In the early days, I’d schedule sixteen weeks or so of writing time to fashion a first draft. It felt slightly like running a marathon and I’d be quite pedantic about jotting down a word count each day. With ‘Vixenhead,’ I sprinted through the first draft in short bursts – no word counts. This method would take the form of a week on, maybe a couple of weeks off, to fit it around my day job and family commitments. The advantage: it gave me a chance to think about the story when I wasn’t writing. I then returned to it with fresh eyes and revised. Personally, I think it also helped to increase pace and tension. There wasn’t that awful temptation to slump into snooze time mid section. After the first draft was buttoned down, I concentrated more fully on writing and revising over longer periods of time.

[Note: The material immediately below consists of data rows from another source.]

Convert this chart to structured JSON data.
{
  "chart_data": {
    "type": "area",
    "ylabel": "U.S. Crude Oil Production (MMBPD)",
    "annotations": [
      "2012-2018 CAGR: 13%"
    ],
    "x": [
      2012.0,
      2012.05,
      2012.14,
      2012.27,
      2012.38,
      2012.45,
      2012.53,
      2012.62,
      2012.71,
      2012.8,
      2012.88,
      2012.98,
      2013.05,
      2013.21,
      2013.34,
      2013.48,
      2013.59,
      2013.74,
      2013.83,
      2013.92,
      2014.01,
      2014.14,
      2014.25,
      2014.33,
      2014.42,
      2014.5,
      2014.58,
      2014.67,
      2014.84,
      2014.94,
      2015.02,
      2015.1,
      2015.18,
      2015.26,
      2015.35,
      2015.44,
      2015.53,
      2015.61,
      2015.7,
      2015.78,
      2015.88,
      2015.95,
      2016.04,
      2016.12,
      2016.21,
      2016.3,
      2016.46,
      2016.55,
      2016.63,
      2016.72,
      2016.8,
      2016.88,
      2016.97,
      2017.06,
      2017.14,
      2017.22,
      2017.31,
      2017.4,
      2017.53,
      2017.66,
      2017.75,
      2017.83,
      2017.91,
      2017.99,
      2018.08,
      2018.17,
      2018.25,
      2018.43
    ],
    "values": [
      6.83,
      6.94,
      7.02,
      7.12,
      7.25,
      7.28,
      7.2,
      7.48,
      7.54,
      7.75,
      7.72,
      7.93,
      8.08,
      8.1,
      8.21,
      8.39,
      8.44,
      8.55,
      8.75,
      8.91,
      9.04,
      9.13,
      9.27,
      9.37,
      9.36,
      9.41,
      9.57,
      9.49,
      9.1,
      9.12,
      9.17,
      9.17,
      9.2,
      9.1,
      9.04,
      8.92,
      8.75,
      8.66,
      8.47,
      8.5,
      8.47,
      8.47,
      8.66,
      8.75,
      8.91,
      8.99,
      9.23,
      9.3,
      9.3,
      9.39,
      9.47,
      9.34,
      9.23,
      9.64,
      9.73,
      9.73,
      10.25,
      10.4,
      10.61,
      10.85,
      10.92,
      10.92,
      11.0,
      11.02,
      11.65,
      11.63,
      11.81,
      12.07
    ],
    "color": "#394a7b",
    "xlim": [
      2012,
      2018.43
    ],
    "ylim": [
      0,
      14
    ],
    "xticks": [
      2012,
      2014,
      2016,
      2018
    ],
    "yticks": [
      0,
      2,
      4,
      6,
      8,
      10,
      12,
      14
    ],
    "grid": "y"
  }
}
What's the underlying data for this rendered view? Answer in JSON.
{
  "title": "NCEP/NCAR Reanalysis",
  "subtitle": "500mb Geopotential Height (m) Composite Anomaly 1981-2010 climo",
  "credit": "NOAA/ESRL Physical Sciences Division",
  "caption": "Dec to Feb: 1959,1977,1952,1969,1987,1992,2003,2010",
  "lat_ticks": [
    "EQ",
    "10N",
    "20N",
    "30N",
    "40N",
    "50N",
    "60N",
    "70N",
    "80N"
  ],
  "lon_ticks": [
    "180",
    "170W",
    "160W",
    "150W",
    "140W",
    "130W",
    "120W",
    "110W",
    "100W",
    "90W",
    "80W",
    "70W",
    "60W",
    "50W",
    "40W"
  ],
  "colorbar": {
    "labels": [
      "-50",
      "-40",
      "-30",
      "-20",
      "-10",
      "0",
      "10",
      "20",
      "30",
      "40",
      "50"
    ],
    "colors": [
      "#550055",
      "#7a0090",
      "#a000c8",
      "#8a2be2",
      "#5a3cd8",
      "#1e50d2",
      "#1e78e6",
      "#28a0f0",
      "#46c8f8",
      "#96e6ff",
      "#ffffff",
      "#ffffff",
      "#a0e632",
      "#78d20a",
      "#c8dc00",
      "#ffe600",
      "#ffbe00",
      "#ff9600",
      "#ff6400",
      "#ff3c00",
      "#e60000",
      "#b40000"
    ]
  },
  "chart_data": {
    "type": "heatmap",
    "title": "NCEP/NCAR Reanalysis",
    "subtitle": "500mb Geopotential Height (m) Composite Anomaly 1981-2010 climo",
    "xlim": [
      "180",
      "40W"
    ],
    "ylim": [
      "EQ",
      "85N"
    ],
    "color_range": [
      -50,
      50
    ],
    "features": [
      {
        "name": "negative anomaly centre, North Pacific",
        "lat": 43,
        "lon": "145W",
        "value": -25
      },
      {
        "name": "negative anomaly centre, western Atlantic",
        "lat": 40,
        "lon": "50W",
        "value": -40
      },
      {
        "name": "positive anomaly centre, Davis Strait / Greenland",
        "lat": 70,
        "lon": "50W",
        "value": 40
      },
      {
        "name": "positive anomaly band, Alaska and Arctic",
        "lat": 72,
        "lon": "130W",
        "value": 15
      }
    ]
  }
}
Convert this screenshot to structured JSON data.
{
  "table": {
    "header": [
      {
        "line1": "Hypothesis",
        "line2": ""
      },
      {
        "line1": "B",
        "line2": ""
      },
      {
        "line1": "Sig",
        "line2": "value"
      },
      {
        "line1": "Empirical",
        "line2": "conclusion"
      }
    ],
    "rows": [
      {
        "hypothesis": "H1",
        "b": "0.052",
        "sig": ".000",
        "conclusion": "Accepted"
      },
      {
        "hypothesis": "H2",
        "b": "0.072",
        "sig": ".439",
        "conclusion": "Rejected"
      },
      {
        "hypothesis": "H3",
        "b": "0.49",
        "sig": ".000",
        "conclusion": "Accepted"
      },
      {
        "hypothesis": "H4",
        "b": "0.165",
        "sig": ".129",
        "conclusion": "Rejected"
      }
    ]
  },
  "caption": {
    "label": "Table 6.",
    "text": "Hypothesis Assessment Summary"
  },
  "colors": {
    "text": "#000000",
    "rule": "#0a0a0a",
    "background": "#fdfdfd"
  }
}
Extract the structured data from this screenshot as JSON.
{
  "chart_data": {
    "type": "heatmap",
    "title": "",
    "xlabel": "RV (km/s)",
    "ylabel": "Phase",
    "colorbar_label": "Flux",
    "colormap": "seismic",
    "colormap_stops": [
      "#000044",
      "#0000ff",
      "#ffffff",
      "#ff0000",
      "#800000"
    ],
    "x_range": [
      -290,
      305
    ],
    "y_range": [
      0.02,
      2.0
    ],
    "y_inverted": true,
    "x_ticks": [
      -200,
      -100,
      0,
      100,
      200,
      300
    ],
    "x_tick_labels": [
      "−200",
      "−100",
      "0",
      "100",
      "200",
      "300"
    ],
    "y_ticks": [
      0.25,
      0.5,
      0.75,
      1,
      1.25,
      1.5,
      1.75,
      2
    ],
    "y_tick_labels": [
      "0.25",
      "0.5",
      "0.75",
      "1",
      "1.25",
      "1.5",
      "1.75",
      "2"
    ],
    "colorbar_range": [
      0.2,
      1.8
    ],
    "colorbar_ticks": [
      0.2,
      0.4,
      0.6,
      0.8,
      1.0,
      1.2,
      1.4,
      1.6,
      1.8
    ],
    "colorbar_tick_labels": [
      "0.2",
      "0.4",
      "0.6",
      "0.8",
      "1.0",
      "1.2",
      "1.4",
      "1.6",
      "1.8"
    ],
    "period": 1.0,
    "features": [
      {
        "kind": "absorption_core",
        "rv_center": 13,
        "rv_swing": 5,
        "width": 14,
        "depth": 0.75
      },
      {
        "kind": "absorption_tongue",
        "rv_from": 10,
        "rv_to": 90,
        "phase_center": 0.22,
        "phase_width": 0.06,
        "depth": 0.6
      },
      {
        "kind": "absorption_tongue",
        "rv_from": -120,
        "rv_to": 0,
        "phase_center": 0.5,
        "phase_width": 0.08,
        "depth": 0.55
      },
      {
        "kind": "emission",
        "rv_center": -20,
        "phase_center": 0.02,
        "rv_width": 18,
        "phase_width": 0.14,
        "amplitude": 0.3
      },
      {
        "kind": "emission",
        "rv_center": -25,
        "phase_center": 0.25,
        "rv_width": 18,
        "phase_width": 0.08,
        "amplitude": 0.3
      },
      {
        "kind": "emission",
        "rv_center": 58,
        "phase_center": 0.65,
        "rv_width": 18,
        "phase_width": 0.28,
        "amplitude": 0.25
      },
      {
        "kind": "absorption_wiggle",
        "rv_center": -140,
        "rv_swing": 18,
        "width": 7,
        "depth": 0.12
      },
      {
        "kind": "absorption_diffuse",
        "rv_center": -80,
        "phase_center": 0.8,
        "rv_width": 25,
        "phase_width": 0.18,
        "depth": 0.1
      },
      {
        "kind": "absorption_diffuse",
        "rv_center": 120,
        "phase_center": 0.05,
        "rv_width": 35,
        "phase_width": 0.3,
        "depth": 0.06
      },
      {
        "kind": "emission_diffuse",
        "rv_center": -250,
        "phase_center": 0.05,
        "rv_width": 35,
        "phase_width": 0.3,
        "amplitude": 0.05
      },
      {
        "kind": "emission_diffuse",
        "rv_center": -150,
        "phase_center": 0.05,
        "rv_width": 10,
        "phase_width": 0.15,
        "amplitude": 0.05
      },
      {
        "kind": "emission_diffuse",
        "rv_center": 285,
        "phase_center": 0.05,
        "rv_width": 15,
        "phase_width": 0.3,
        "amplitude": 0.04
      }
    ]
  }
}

As with most stories, the editing process continues after a publisher decides to publish a book. This is always the scary bit. They’ve said ‘yes’ and yet there is always a ‘but’. Seeing someone else’s take on the novel you’ve spent so much time crafting can be a tad daunting – even when your editor is spot-on with comments and suggestions. Next, comes the ‘can’t see the wood for the trees’ moment because most writers, and I’m no exception, can be quite blinded by the words they lovingly put on the page. I usually deal with this by shouting a lot followed by doing absolutely nothing for a few days. Once my editor’s suggestions have time to percolate, I usually (and often with a red-face) see a clear way forward and think how dim I was not to have seen it before. It’s fair to say that, with ‘Vixenhead’, Charlotte Ledger’s insightful suggestions made my story so much better than I could have dreamed up on my own.
So, for me, ‘Vixenhead’ was a great adventure in terms of content, character and the way in which I crafted the story. I hope some of that thrill shines through.